先端部4,5は、筐体20の隙間21への挿入を容易にするために、先が細く鋭くなる鋭角的な形状に加工されている。先端部4,5の各々には、情報通信機器等の物品の筐体20と接する外側の面に滑り止め突起8,9が設けられ、さらに滑り止め突起8,9よりも軸部3寄りの位置に過挿入防止突起10,11が設けられている。
【0014】
滑り止め突起8,9は、断面形状が例えば鋸歯状をしており、解体用手持工具の先端から過挿入防止突起10,11の位置までそれぞれ複数個設けられている。滑り止め突起8,9の高さH1は例えば0.5mmである。過挿入防止突起10,11は、解体用手持工具の先端からの距離がD(例えばD=10mm)の位置に設けられている。過挿入防止突起10,11の高さH2は例えば3mmである。本実施の形態では、第1、第2の部材1,2を加工して、金属製の滑り止め突起8,9および金属製の過挿入防止突起10,11を第1、第2の部材1,2と一体で形成するようにしている。
【0015】
次に、本実施の形態の解体用手持工具の使い方を説明する。第1の部材1と第2の部材2とは軸部3を中心として回動自在に連結されているので、作業者が解体用手持工具の握り柄部6,7を閉じるように(握り柄部6,7が接近するように)操作すると、先端部4,5が開く(先端部4,5が離反する)。一方、作業者が握り柄部6,7を開くように(握り柄部6,7が離反するように)操作すると、先端部4,5が閉じる(先端部4,5が接近する)。
【0016】
情報通信機器等の物品を解体しようとする作業者は、握り柄部6,7を操作して先端部4,5を閉じた状態にして、図1(A)に示すように先端部4,5を物品の筐体20の隙間21に挿入し、図1(B)に示すように過挿入防止突起10,11が筐体20に当たるまで挿入を続ける。そして、作業者は、過挿入防止突起10,11が筐体20に当たった時点で、握り柄部6,7を操作して先端部4,5を開く。これにより、筐体20をこじ開けるようにして分解することができる。
【0017】
本実施の形態では、ドライバーなどの手持工具を使用する場合に比べて、筺体接合部の隙間を容易に大きく拡大させることができる。本実施の形態の解体用手持工具を用いて情報通信機器の解体を行ったところ、ドライバーなどの手持工具を使用する場合に比べて約1/2の時間で筐体を解体できることを確認した。
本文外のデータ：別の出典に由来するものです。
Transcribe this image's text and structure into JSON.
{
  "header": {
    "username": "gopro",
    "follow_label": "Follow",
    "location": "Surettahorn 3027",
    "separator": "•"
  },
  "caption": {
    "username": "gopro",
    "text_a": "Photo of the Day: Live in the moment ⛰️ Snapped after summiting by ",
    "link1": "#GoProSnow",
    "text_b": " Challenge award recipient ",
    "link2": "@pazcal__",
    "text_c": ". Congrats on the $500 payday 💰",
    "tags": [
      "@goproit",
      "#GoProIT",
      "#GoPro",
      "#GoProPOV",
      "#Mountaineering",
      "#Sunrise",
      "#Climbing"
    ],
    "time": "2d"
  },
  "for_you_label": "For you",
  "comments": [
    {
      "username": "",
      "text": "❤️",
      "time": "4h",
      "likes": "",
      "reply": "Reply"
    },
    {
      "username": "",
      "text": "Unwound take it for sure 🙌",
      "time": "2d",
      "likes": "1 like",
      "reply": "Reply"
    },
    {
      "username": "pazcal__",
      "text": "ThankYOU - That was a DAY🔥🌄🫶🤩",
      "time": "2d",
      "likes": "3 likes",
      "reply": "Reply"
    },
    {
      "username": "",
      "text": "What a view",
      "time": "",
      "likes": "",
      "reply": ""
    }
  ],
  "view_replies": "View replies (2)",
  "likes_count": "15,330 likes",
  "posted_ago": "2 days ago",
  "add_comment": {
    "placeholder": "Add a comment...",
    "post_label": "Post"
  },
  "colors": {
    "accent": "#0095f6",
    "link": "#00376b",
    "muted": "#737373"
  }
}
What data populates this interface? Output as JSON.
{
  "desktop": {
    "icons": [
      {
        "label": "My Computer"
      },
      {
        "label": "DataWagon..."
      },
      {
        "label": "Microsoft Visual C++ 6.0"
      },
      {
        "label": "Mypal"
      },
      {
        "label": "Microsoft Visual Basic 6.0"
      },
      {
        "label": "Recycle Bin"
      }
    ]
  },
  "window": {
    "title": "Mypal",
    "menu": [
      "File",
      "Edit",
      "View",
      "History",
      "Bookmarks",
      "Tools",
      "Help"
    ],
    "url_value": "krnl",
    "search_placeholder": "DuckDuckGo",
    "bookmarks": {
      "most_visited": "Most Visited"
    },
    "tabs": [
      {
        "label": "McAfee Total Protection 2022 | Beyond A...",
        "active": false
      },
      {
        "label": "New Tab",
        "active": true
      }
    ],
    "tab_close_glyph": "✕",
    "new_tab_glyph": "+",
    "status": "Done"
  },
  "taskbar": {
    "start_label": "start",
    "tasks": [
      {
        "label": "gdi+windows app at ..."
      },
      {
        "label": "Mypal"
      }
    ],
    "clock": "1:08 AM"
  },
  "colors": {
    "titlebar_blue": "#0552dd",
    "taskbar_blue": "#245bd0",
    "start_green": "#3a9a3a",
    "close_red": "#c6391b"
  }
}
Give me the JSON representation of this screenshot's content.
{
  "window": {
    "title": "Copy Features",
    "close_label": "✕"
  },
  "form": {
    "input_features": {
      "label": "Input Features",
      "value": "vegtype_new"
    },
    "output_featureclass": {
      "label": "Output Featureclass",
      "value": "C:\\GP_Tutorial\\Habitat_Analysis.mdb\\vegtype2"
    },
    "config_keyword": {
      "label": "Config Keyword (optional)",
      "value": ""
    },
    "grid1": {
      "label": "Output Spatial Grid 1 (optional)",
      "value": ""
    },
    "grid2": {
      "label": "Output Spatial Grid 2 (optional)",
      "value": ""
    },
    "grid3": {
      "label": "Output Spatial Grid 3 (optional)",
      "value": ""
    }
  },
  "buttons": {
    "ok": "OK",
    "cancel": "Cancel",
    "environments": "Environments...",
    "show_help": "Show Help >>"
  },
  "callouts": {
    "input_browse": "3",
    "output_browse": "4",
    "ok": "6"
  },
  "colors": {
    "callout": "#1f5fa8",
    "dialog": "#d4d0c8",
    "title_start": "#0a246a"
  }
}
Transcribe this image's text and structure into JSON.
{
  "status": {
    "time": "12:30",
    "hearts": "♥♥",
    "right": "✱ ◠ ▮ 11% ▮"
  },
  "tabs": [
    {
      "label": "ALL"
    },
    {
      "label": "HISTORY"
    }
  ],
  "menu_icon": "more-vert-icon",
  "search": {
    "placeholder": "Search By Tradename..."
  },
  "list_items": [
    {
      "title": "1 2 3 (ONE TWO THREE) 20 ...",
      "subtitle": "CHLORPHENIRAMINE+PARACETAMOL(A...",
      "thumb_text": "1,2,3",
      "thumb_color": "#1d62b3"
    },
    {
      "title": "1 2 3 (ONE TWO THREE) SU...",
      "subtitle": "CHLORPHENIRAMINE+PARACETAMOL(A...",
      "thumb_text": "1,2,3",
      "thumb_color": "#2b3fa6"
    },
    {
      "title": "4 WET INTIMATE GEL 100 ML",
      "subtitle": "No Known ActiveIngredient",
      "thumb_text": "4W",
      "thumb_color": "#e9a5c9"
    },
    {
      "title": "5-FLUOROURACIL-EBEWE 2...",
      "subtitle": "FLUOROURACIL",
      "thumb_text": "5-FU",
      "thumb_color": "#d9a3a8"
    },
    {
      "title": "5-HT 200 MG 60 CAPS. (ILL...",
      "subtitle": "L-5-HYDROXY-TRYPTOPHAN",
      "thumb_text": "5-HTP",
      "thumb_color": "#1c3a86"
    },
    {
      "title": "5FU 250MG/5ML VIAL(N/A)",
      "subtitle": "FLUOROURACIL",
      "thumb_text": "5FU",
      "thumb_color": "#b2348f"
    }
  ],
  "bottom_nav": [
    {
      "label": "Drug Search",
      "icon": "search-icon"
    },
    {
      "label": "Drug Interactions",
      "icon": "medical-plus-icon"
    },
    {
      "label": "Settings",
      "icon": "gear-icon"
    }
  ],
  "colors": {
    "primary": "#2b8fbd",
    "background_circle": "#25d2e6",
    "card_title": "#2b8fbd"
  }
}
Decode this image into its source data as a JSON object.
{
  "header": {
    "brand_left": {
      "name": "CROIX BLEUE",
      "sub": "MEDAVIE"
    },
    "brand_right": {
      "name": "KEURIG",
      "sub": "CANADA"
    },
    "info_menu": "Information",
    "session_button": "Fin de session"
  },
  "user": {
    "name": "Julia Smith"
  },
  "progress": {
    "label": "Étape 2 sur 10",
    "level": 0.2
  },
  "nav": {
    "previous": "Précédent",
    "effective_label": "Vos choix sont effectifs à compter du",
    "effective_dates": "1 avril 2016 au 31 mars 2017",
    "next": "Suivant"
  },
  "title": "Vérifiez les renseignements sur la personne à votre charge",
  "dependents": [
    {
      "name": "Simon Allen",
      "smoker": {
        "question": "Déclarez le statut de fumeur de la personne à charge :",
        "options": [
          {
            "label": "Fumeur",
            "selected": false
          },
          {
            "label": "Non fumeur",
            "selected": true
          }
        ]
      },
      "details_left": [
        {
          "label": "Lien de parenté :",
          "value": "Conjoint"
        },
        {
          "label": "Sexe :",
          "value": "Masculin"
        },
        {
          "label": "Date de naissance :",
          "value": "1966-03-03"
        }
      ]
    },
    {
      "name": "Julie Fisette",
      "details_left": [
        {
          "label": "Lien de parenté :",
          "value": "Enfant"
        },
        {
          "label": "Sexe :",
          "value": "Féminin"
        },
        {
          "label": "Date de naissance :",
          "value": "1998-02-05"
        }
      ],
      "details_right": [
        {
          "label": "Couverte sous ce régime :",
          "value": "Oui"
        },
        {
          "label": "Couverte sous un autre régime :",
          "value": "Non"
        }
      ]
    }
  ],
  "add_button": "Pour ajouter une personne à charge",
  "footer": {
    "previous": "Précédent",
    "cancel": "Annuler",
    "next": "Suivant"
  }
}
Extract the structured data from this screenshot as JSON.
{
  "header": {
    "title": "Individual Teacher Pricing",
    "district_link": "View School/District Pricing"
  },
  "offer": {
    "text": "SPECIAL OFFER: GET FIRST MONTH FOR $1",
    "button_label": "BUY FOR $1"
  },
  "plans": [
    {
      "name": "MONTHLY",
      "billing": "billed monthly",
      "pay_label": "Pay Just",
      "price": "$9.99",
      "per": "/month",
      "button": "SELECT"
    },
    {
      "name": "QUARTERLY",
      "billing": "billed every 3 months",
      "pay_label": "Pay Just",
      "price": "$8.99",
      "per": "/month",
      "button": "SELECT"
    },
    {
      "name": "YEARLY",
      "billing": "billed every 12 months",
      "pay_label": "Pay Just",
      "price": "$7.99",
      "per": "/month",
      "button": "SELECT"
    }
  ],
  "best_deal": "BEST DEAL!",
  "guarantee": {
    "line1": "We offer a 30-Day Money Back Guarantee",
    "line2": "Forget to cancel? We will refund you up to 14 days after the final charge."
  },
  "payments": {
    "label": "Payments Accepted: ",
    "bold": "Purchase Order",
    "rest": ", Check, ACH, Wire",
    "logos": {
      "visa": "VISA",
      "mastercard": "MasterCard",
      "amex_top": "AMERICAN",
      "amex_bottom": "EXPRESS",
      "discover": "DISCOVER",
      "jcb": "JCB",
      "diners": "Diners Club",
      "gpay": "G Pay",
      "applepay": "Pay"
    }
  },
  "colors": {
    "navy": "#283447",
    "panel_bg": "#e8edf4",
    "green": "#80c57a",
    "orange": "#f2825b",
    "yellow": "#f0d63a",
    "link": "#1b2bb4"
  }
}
また、本実施の形態では、先端部4,5に滑り止め突起8,9を設けることにより、解体用手持工具が筺体接合部の隙間から外れることを防止することができる。さらに、本実施の形態では、先端部4,5に過挿入防止突起10,11を設けることにより、筺体接合部の隙間への解体用手持工具の過挿入によって筐体内の部品が破損することを防止することができる。
【0018】
なお、本実施の形態では、第1、第2の部材1,2の先端部4,5を加工して鋸歯状の滑り止め突起8,9を形成しているが、滑り止め突起8,9の代わりに、摩擦力の大きなプラスチック、ゴム等からなる滑り止め材料を先端部4,5に取り付けるようにしてもよい。
また、本実施の形態では、第1、第2の部材1,2の先端部4,5を加工して過挿入防止突起10,11を形成しているが、過挿入防止突起10,11の代わりに、金属やプラスチック等からなる過挿入防止部品を先端部4,5に取り付けるようにしてもよい。
【産業上の利用可能性】
【0019】
本発明は、情報通信機器等の物品を解体する技術に適用することができる。
【符号の説明】
【0020】
1…第1の部材、2…第2の部材、3…軸部、4,5…先端部、6,7…握り柄部、8,9…滑り止め突起、10,11…過挿入防止突起。

【特許請求の範囲】
【請求項1】
少なくとも筐体の一部がプラスチック材料からなる物品を手解体する解体用手持工具であって、
第1の部材と第2の部材とからなり、
前記第1の部材と前記第2の部材とは、軸部を中心として回動自在に連結され、前記第1の部材と前記第2の部材の各々が、前記軸部で交差する部位から一方の側に前記筐体の隙間への挿入用の先端部を有すると共に前記軸部で交差する部位から他方の側に握り柄部を有し、
前記握り柄部の操作によって前記第1、第2の部材の先端部が互いに接近または離反することを特徴とする解体用手持工具。
【請求項2】
請求項1記載の解体用手持工具において、
さらに、前記第1、第2の部材の先端部に滑り止め突起または滑り止め材料を有することを特徴とする解体用手持工具。
【請求項3】
請求項1記載の解体用手持工具において、
さらに、前記第1、第2の部材の先端部に過挿入防止突起または過挿入防止部品を有することを特徴とする解体用手持工具。